Swedish soil and Swedish signs

I am a funny traveller. I plan to go places all the time (mostly because someone I love is there) and when I need to start travelling there, I despise the process and want to stay at home. But now I’m here, safely landed in my dear friend Linus’ apartment where I get to monitor the flowers while they’re gone, and I don’t regret getting on that plane. Talk about ambivalence.

When I packed for this trip in Düsseldorf four days ago, the weather report stated that it would be zero degrees Celsius at the lowest, no snow. I considered leaving my snow pants at home  but my friend Michelle clearly instructed me to bring them. Let me tell you this: there are minus degrees and it is snowing in Stockholm. I have lived in Germany so long by now that I forgot how troublesome it is to drag a 20-kg-suitcase through un-cleared streets full of snow.

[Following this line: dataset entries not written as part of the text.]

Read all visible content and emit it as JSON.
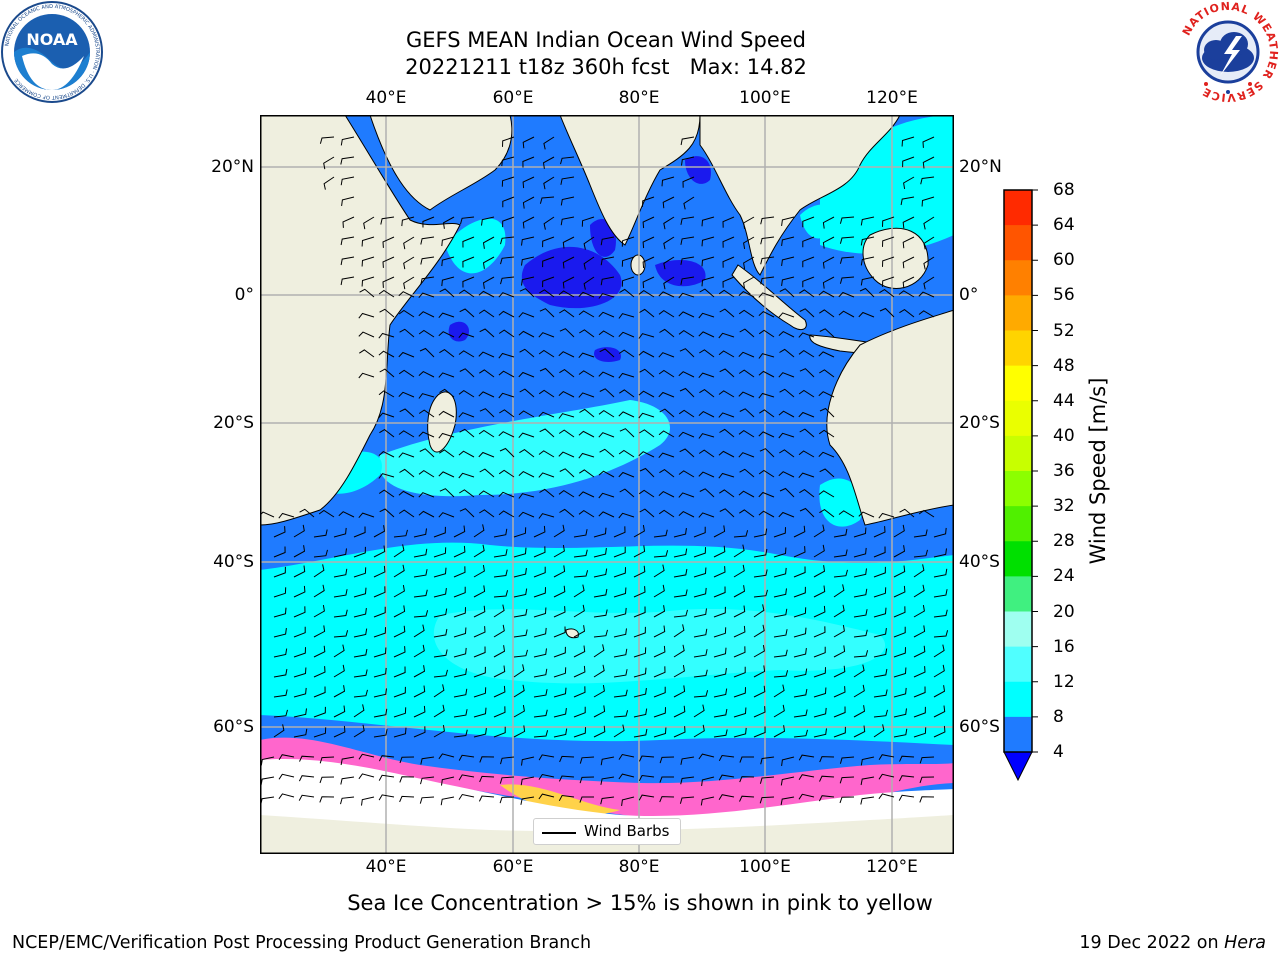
{
  "title": {
    "line1": "GEFS MEAN Indian Ocean Wind Speed",
    "line2": "20221211 t18z 360h fcst   Max: 14.82"
  },
  "map": {
    "lon_ticks": [
      "40°E",
      "60°E",
      "80°E",
      "100°E",
      "120°E"
    ],
    "lat_ticks": [
      "20°N",
      "0°",
      "20°S",
      "40°S",
      "60°S"
    ],
    "extent_lon": [
      20,
      130
    ],
    "extent_lat": [
      -73,
      28
    ],
    "ocean_colors": {
      "4-8": "#1f7bff",
      "8-12": "#00ffff",
      "12-16": "#33ffff",
      "below-4": "#1a1aee",
      "land": "#efefdf",
      "sea-ice": "#ff66cc",
      "ice-shelf": "#ffffff"
    }
  },
  "colorbar": {
    "label": "Wind Speed [m/s]",
    "ticks": [
      "68",
      "64",
      "60",
      "56",
      "52",
      "48",
      "44",
      "40",
      "36",
      "32",
      "28",
      "24",
      "20",
      "16",
      "12",
      "8",
      "4"
    ],
    "colors": [
      "#ff0000",
      "#ff2a00",
      "#ff5500",
      "#ff8000",
      "#ffaa00",
      "#ffd400",
      "#ffff00",
      "#eaff00",
      "#c8ff00",
      "#8cff00",
      "#50f000",
      "#00e000",
      "#40f080",
      "#9ffff0",
      "#50ffff",
      "#00ffff",
      "#1f7bff"
    ],
    "extend_color": "#0000ff"
  },
  "legend": {
    "label": "Wind Barbs"
  },
  "caption": "Sea Ice Concentration > 15% is shown in pink to yellow",
  "footer": {
    "left": "NCEP/EMC/Verification Post Processing Product Generation Branch",
    "date": "19 Dec 2022 on ",
    "machine": "Hera"
  },
  "logos": {
    "noaa": {
      "text": "NOAA",
      "ring": "NATIONAL OCEANIC AND ATMOSPHERIC ADMINISTRATION · U.S. DEPARTMENT OF COMMERCE"
    },
    "nws": {
      "ring": "NATIONAL WEATHER SERVICE"
    }
  }
}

Photo: Chiva Congelado/flickr.com


When we landed in Arlanda, the entire terminal was dead. Nothing opened, no people anywhere, basically a ghost terminal. Also, the 8-o-clock-flight from Hamburg always lands as far away as possible from the center of the airport. Today, as I strolled through the terminal, I noticed things are happening here (they may very well have been there longer but I never saw them). They put up large installations by Marie-Jo Lafontaine. Transparent portaits of young people, along with neon letters in all languages of the world, reading: “I am a citizen of the world, my homeland is everywhere, I’m a foreigner everywhere.” I thought it was very fitting for the place, our times, and my life.

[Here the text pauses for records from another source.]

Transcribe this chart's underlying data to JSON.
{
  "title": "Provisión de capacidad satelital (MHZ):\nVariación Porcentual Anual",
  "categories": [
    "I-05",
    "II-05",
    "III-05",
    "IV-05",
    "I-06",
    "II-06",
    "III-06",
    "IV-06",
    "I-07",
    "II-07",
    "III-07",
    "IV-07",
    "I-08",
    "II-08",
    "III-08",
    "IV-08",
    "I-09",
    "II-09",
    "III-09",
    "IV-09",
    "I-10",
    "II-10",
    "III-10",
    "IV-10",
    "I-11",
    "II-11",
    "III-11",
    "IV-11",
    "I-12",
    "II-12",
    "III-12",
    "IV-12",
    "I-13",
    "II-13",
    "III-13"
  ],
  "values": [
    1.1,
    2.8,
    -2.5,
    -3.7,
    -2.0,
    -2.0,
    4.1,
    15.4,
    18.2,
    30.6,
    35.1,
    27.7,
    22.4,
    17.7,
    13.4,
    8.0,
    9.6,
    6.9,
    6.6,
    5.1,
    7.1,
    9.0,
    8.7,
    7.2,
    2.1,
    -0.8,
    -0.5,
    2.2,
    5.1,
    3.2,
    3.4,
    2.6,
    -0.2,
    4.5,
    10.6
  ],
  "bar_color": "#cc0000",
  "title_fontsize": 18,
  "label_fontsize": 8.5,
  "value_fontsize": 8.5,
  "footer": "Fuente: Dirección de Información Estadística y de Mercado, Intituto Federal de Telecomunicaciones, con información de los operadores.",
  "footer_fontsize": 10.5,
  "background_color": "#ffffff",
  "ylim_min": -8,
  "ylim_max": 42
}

The next sign I encountered was more easy-going, in the elevator at the station. Even in Stockholm, they combat public urination. But they do it in a funny, almost charming way, with a little fellow protectin himself with an umbrella and asking to please not pee in the elevator.

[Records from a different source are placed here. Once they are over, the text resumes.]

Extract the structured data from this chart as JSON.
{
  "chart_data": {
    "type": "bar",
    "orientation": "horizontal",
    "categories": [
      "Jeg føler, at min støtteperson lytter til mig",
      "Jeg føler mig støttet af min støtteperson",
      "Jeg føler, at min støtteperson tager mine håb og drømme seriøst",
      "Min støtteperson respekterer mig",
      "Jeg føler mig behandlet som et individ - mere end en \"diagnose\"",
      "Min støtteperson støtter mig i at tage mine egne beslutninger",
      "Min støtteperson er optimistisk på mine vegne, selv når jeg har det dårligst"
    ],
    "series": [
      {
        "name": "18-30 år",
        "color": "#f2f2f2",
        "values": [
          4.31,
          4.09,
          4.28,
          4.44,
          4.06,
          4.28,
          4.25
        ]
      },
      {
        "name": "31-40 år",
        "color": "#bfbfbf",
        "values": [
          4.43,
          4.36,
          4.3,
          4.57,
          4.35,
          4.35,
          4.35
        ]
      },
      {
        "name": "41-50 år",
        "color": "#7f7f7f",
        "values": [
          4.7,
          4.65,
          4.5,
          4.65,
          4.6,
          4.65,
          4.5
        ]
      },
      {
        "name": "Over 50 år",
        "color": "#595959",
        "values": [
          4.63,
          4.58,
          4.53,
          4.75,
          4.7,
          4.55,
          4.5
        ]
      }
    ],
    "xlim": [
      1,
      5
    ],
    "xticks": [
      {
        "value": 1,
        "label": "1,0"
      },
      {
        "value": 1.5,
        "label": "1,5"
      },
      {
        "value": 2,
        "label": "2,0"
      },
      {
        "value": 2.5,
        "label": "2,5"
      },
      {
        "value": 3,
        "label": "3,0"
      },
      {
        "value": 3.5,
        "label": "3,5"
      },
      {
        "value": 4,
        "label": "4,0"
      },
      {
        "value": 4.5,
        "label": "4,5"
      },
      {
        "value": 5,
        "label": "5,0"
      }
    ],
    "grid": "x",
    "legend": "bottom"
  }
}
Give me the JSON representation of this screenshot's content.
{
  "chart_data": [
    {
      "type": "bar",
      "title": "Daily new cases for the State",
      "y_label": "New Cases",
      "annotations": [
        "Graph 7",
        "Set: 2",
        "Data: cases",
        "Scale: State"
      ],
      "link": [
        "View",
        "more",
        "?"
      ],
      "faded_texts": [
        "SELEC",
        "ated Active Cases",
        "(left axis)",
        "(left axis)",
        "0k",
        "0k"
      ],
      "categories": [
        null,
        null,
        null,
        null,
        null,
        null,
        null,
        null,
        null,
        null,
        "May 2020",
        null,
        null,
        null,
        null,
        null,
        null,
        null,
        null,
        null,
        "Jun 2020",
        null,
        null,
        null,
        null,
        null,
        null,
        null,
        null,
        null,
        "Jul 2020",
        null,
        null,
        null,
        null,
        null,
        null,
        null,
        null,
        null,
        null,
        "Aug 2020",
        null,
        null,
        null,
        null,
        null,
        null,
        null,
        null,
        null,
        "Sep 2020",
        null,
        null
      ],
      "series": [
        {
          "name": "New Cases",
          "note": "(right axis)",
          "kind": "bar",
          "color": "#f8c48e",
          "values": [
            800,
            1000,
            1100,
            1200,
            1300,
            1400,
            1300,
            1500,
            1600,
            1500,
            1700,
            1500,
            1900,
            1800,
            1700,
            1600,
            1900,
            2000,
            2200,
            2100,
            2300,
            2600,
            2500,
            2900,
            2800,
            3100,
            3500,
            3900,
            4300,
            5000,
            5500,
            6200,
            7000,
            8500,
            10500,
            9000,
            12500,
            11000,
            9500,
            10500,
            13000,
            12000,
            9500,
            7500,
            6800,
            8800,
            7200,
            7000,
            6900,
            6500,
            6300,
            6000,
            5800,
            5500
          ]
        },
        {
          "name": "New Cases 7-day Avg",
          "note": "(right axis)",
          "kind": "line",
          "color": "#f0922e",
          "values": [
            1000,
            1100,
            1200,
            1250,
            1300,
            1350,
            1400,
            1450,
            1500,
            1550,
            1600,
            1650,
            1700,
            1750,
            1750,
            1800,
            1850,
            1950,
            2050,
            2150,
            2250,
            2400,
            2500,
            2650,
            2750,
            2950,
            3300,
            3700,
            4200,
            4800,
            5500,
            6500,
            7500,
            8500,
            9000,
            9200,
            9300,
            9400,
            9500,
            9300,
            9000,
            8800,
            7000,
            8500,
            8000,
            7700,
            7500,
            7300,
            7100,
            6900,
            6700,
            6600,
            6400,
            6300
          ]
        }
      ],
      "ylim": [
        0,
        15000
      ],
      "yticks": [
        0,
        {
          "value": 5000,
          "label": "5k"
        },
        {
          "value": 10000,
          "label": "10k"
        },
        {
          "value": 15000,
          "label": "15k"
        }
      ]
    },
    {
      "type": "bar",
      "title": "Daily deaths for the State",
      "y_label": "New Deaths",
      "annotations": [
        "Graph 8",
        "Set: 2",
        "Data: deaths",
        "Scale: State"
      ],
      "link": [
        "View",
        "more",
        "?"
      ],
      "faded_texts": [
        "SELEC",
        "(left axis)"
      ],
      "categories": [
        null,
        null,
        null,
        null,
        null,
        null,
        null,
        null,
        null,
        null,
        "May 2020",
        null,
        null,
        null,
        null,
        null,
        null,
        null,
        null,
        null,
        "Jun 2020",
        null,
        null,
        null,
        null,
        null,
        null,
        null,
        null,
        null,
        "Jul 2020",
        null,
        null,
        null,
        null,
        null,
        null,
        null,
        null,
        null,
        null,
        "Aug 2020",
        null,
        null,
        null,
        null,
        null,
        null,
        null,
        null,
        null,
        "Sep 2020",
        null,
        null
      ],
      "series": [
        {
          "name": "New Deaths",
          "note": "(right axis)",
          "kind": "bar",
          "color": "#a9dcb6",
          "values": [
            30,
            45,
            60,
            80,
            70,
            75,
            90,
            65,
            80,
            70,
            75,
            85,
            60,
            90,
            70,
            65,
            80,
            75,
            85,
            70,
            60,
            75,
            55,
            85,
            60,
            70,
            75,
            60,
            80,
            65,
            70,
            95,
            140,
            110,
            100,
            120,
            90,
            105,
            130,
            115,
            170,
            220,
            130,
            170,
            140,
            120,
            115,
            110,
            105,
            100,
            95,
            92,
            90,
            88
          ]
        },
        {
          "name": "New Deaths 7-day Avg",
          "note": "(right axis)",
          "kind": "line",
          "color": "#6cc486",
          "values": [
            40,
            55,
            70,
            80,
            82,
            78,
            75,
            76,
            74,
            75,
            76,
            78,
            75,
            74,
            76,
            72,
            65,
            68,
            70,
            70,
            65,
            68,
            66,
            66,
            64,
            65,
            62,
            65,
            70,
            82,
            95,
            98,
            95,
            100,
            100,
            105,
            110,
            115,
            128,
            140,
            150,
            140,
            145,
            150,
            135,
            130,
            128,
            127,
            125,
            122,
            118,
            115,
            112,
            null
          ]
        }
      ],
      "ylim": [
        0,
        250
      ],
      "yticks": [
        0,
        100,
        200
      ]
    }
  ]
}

Other than that, I’ve managed to meet my friend Mia and hear about new developments at our former shared workplace, boost the Stockholm economy by spending lots of money on…what, actually…public transport I guess, and finding the place I want to go to tomorrow thanks to my favorite magazine amelia (an old women’s magazine according to my friends): Fotografiska, the Photography Museum has opened a store in central Stockholm and I am in need of a large above-sofa-adornment. Maybe there’ll be a match.